Jesus cries out from that cross. John’s Gospel tells us Jesus speaks peace, love, hope. The Gospels of Matthew & Mark tell us Jesus calls out, “My God, My God, why have you forsaken me?” He calls out those words from Psalm 22, which is a psalm of hope and trust.
When there is no hope, humans do not speak. 
Jesus speaks in the most hopeless looking death. Jesus gives us hope and assurance that he died for us & did rise again.
Today we ponder the Mystery of Jesus’ love and self-giving.[3] We know the rest of the story. We are Easter people. We call today Good Friday because on this day death dies.
Jesus conquers death.

We know the truth of the Resurrection. We know the Good News.

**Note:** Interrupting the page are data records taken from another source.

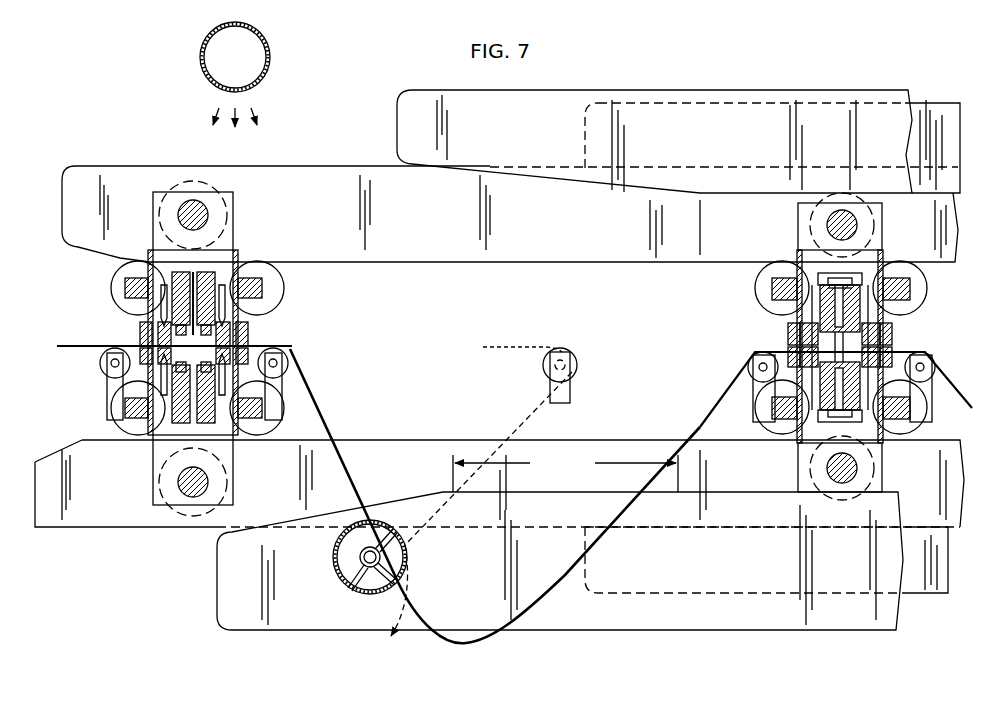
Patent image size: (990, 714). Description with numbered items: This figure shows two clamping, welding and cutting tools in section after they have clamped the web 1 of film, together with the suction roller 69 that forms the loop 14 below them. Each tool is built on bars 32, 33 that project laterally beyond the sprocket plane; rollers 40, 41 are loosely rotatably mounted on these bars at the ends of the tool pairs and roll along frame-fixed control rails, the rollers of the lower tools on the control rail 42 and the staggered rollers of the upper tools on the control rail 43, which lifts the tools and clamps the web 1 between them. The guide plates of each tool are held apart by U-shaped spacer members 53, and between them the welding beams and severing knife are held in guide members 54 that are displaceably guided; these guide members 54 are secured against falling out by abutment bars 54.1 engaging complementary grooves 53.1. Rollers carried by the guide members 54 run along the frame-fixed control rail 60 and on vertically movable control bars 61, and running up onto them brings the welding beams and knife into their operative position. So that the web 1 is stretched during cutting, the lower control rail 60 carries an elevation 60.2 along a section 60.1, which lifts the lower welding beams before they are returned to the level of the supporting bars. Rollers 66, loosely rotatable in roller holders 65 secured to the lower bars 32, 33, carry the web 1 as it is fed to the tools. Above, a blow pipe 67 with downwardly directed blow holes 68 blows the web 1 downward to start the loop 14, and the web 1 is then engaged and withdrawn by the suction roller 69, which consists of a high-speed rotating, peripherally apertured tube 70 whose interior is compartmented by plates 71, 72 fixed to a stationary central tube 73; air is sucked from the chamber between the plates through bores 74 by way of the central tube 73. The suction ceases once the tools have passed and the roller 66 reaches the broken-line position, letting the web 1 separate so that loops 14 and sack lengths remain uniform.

The web 1 is at (326, 430).
The loops 14 is at (520, 600).
The bar 32 is at (125, 289).
The bar 33 is at (262, 290).
The roller 40 is at (120, 275).
The roller 41 is at (266, 303).
The control rail 42 is at (131, 528).
The control rail 43 is at (127, 172).
The spacer member 53 is at (222, 265).
The groove 53.1 is at (828, 265).
The guide member 54 is at (232, 223).
The abutment bar 54.1 is at (858, 287).
The control rail 60 is at (397, 120).
The section 60.1 is at (565, 471).
The elevation 60.2 is at (670, 498).
The movable control bar 61 is at (588, 130).
The roller holder 65 is at (118, 386).
The roller 66 is at (100, 363).
The blow pipe 67 is at (269, 61).
The blow holes 68 is at (256, 86).
The suction roller 69 is at (331, 573).
The tube 70 is at (334, 554).
The plate 71 is at (389, 527).
The plate 72 is at (388, 582).
The central tube 73 is at (366, 568).
The bores 74 is at (383, 557).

May God give us the grace to share that Good News. 

May we remember we are Jesus’ disciples.

We are Jesus’ Body, Jesus’ hands & feet, in our time & place.

Jesus calls us to love & serve

as Jesus does.


Bacon, Ed. 8 Habits of Love: Open Your Heart, Open Your Mind. Boston: Grand Central Life & Style. Hatchette Book Group. 2012.
Harper’s Bible Commentary. General Ed.: James. L. Mays. San Francisco: Harper & Row Publishers. 1988.
Holy Bible. New Revised Standard Version. New York: Oxford University Press. 1989.
Holy Bible with the Apocrypha. New Revised Standard Version. New York: Oxford University Press. 1989.
Jewish Study Bible: Jewish Publication Society TANAKH Translation. New York: Oxford University Press. 2004.
Lectionary Page. Accessed: 7 March 2013.
Long, Thomas G. What Shall We Say? Evil, Suppering, and the Crisis of Faith. Grand Rapids: William B. Eerdmans Publishing Co. 2011.
Michno, Dennis G. A Priest’s Handbook: The Ceremonies of the Church. 3rd Edition. Harrisburg: Morehouse Publishing. 1998.
Mitchell, Leonel L. Lent Holy Week and the Great Fifty Days: A Ceremonial Guide. Lanham, MD: A Cowley Publications Book. Rowman & Littlefield Publishers, Inc. 2007.
New Oxford Annotated Bible with the Apocrypha. Eds.: Herbert G. May, Bruce M. Metzger. New York: Oxford University Press, Incorporated, 1977.
Partnoy, Frank. Wait: The Art and Science of Delay. New York: Public Affairs (Perseus Book Group). 2012.

[1] Long, Thomas G. What Shall We Say? Evil, Suppering, and the Crisis of Faith. P. 147.
[2] Ibid. Long quotes from Vanier’s Becoming Human. Toronto: House of Anansi Press. 1998. P. 9. Emphasis mine on IS.
[3] Michno, Dennis G. A Priest’s Handbook: The Ceremonies of the Church. 3rd Edition.P. 184.